Conformément à l’article 514 du code de procédure civile, le présent jugement est assorti de l’exécution provisoire, de droit.
PAR CES MOTIFS
Le juge des contentieux de la protection, statuant en audience publique, par jugement contradictoire en premier ressort, rendu par mise à disposition au greffe,
— DECLARE recevable la demande de l’OFFICE PUBLIC DE L’HABITAT DE LA COMMUNAUTE D’AGGLOMERATION DE [Localité 6] aux fins de constat de l’acquisition de la clause résolutoire ;
— CONSTATE que les conditions d’acquisition de la clause résolutoire contenue dans le bail conclu le 12 novembre 2024 entre l’OFFICE PUBLIC DE L’HABITAT DE LA COMMUNAUTE D’AGGLOMERATION DE [Localité 6] d’une part, et Madame [T] [J] et Monsieur [C] [Z] d’autre part, concernant les locaux situés [Adresse 3] à [Localité 7], sont réunies à la date du 26 avril 2025 ;
— CONSTATE la résiliation du bail à compter de cette date,
— PRONONCE la résiliation de la convention d’occupation temporaire du bail relatif à l’emplacement de parking sis [Adresse 5] à [Localité 7].
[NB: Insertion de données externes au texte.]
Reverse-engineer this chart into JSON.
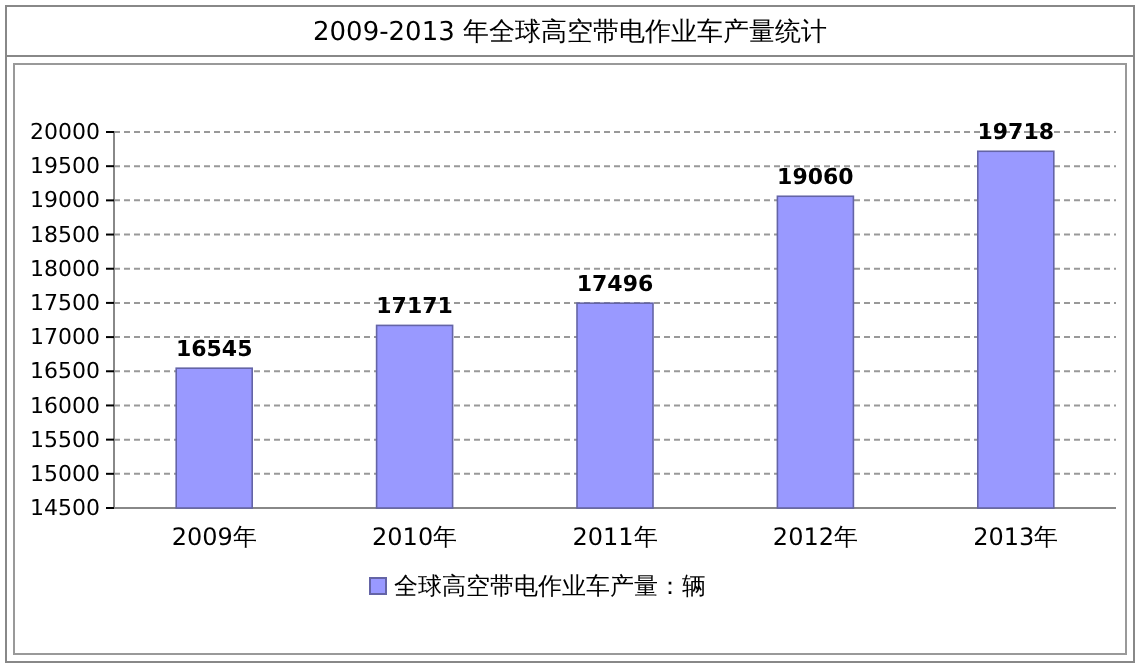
{
  "chart_data": {
    "type": "bar",
    "title": "2009-2013 年全球高空带电作业车产量统计",
    "categories": [
      "2009年",
      "2010年",
      "2011年",
      "2012年",
      "2013年"
    ],
    "series": [
      {
        "name": "全球高空带电作业车产量：辆",
        "color": "#9999ff",
        "values": [
          16545,
          17171,
          17496,
          19060,
          19718
        ]
      }
    ],
    "ylim": [
      14500,
      20000
    ],
    "yticks": [
      14500,
      15000,
      15500,
      16000,
      16500,
      17000,
      17500,
      18000,
      18500,
      19000,
      19500,
      20000
    ],
    "grid": "y",
    "legend": "bottom",
    "data_labels": true
  }
}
— ACCORDE à Madame [T] [J] un délai de 10 mois à compter de la signification du présent jugement pour quitter les lieux occupés situés [Adresse 3] à [Localité 7] ;
— ORDONNE, à défaut de départ volontaire des lieux, à l’expiration de ce délai, l’expulsion de Madame [T] [J] et Monsieur [C] [Z] ainsi que de tout occupant de leur chef, dans un délai de deux mois à compter de la signification d’un commandement d’avoir à libérer les lieux, avec l’assistance de la force publique si besoin est, ainsi que le transport des meubles laissés dans les lieux loués, conformément aux dispositions des articles L433-1 et L433-2 du code des procédures civiles d’exécution ;
— DIT n’y avoir lieu d’assortir la condamnation d’une astreinte, ;
— REJETTE la demande au titre des frais de déménagement et de garde meubles;
— FIXE le montant de l’indemnité d’occupation mensuelle due solidairement par Madame [T] [J] et Monsieur [C] [Z] à compter du 26 avril 2025, date de la résiliation du bail, et jusqu’à la libération définitive des lieux, à une somme égale au montant mensuel du loyer indexé et des charges qui auraient été dues si le bail s’était poursuivi ;
— CONDAMNE solidairement Madame [T] [J] et Monsieur [C] [Z] à payer à l’OFFICE PUBLIC DE L’HABITAT DE LA COMMUNAUTE D’AGGLOMERATION DE [Localité 6] la somme de 8.567, 53 euros (HUIT MILLE CINQ CENT SOIXANTE SEPT EUROS ET CINQUANTE TROIS CENTIMES) au titre des sommes dues au 17 novembre 2025 au titre des loyers, charges et indemnités d’occupation arrêtés au 17 novembre 2025, avec intérêts au taux légal à compter de la présente décision ;
— CONDAMNE Madame [T] [J] et Monsieur [C] [Z] à payer à l’OFFICE PUBLIC DE L’HABITAT DE LA COMMUNAUTE D’AGGLOMERATION DE [Localité 6] la somme de la somme de 72,39 euros (SOIXANTE DOUZE EUROS TRENTE NEUF CENTIMES) au titre des sommes dues au titre des arriérés locatifs relatif à l’emplacement de parking au 17 novembre 2025 avec intérêts au taux légal à compter du présent jugement ;
— CONDAMNE solidairement Madame [T] [J] et Monsieur [C] [Z] à payer à l’OFFICE PUBLIC DE L’HABITAT DE LA COMMUNAUTE D’AGGLOMERATION DE [Localité 6] une indemnité d’occupation d’un montant égal au loyer charges comprises révisables et indexée dans les conditions contractuelles du bail, à compter du mois du 1er décembre 2025 et jusqu’à leurs départs effectifs des lieux, matérialisés par la remise des clés ;
— CONDAMNE solidairement Madame [T] [J] et Monsieur [C] [Z] à payer à l’OFFICE PUBLIC DE L’HABITAT DE LA COMMUNAUTE D’AGGLOMERATION DE [Localité 6] la somme de 200 euros (DEUX CENTS EUROS) au titre de l’article 700 du code de procédure civile ;
— CONDAMNE in solidum Madame [T] [J] et Monsieur [C] [Z] aux dépens de l’instance, comprenant les frais de signification du commandement de payer du 14 mars 2025, et le coût de l’assignation.
— RAPPELLE que le présent jugement est assorti de l’exécution provisoire de droit.
Ainsi jugé et prononcé par le tribunal judiciaire de La Rochelle, les jour, mois et an susdits.
Le présent jugement a été signé par Madame Aurore FOULQUIER, Juge en charge des contentieux de la protection, et par Madame Anne-Lise VOYER, Greffière.